A few months after that first desert trip, some climber friends and I went to Joshua Tree in the southern reaches of the Mojave to camp and scramble and climb. I'd just had surgery for a thyroid issue, but I was determined to go, the stitches still tender in my neck at night as I slept in my tent, taking rest near the ground more healing to my mind and body than a sickbed. Which spells out my love of landscape in a nutshell: when in doubt, or at a loss or tired or otherwise not 100%,  get off the pavement and put my feet on tangible ground.

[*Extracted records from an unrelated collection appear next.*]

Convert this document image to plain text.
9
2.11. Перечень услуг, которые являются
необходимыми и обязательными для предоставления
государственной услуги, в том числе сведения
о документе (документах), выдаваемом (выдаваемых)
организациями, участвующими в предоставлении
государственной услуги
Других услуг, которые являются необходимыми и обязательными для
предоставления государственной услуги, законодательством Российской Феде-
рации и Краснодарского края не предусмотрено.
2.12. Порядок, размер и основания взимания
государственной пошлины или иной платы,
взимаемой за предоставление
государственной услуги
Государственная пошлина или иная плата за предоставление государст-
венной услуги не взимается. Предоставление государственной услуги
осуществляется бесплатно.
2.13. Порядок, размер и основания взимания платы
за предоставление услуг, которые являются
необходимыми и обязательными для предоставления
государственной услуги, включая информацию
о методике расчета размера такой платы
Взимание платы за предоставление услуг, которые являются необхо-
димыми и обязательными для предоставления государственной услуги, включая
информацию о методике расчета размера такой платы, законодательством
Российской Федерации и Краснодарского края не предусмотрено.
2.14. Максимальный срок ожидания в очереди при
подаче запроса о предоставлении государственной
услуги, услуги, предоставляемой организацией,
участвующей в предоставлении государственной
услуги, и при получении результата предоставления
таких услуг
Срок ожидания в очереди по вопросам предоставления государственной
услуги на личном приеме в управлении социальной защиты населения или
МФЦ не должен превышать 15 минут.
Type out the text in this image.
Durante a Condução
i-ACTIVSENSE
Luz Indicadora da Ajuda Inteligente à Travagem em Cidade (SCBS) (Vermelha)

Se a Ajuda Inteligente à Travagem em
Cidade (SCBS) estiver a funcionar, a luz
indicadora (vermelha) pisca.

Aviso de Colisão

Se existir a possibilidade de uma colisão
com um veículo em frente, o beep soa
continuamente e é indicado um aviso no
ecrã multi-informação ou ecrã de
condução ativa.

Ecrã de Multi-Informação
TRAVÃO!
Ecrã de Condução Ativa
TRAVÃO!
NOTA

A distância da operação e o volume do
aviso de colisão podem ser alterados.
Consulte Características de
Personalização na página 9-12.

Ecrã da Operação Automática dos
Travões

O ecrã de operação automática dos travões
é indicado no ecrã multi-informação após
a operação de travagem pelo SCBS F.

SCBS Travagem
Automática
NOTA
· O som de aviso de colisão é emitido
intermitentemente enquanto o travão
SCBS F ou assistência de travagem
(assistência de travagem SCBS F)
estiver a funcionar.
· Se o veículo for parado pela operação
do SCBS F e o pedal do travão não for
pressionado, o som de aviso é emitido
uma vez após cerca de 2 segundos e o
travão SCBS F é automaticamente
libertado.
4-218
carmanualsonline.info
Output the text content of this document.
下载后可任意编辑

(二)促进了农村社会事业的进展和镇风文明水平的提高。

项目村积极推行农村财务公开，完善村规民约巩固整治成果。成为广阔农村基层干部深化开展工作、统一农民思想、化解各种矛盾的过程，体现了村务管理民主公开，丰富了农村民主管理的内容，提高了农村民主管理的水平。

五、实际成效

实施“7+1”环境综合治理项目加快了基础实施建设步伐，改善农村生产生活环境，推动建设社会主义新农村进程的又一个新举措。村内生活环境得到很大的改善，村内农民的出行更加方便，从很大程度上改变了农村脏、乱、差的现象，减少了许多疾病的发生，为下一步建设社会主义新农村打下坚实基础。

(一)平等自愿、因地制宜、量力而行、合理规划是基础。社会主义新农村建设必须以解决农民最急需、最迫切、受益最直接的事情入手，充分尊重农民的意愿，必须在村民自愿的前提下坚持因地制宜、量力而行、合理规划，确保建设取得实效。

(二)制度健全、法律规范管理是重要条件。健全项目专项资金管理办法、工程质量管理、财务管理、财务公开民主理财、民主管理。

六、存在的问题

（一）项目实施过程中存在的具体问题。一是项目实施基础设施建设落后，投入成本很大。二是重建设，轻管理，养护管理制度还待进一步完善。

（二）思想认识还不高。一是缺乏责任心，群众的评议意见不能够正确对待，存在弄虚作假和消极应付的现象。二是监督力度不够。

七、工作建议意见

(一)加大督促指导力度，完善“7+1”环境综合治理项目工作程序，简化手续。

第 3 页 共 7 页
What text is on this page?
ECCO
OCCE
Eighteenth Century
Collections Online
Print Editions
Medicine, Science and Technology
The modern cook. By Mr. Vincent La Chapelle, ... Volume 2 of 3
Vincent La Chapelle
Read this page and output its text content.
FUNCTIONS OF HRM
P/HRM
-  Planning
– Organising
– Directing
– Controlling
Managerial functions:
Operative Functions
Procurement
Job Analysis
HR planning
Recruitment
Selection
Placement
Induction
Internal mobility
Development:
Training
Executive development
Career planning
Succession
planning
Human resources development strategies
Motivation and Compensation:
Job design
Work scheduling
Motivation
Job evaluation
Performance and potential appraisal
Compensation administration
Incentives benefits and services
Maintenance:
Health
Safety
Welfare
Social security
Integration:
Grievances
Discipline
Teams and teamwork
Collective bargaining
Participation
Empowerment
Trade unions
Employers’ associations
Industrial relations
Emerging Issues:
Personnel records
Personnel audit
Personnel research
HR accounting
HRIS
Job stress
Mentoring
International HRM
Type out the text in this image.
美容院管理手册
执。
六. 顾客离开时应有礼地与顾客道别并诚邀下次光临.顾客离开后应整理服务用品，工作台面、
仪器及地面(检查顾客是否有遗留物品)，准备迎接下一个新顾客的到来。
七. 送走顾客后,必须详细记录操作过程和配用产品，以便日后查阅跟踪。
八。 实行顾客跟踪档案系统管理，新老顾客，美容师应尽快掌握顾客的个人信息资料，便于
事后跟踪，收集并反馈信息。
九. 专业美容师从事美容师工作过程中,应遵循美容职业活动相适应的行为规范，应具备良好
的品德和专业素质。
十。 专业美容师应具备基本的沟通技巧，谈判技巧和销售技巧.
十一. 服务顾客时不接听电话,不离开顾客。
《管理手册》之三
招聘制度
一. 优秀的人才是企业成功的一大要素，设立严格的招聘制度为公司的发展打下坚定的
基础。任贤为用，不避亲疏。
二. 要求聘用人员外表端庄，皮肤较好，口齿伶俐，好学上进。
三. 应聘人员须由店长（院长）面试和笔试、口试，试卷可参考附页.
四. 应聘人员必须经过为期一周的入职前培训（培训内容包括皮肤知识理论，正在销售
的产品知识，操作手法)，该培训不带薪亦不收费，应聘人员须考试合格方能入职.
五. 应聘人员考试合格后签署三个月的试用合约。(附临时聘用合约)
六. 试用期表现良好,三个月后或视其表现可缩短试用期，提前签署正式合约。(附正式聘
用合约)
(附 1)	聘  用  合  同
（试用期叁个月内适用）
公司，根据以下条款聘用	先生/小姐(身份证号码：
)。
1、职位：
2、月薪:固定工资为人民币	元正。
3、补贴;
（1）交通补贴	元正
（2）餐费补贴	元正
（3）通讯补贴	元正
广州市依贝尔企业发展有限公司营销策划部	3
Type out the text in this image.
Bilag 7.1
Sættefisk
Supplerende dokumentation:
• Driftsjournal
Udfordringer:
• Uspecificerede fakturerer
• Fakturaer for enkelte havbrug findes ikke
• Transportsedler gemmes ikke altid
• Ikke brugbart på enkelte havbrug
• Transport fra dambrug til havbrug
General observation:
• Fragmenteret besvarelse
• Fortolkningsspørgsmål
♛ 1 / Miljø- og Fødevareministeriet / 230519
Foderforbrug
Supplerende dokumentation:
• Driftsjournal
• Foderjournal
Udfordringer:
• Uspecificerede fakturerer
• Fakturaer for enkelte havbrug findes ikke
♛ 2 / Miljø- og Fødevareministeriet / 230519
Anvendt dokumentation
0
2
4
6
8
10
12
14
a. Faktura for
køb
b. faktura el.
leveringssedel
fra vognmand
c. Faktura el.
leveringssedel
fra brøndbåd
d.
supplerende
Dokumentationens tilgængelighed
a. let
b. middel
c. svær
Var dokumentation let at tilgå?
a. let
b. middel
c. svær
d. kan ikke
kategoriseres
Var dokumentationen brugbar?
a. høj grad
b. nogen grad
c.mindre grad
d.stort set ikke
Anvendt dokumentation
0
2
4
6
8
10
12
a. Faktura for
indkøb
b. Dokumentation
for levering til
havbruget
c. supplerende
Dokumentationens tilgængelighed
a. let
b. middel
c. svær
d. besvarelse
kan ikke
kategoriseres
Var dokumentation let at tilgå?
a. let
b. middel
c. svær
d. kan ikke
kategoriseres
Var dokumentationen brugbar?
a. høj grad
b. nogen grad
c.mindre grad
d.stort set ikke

The subtler qualities of desert ground, the quiet and starkness, the life pulsing of activity at the edge of the stillness, is why, when given the chance to take a vacation, a real one, we opted for a week in Joshua Tree. Albeit,  the tent has been foregone for a refurbished 'homesteader cabin' 10 miles from town. It's winter, so the snakes and turtles are underground, but as usual, the desert is so very alive, doing it's at once spare and bold dance between hot and cold, smooth and sharp, still and active. Earth- colored and spindly plants, complex with multi-faceted seed pods and delicate flowers intersperse the sand. Kingbirds and hummingbirds and the shiny black Phainopepla are easy to sea, flying up washes. The stars at night are more plentiful that I remember, the sunrise and sunsets inspiring salutations. This morning I watched the sun do its slow, steady, turn on, the sky going gray, then blue, then pink, until the globe of white hit the horizon in a spill of bright light, a forgot, for a few minutes, about time.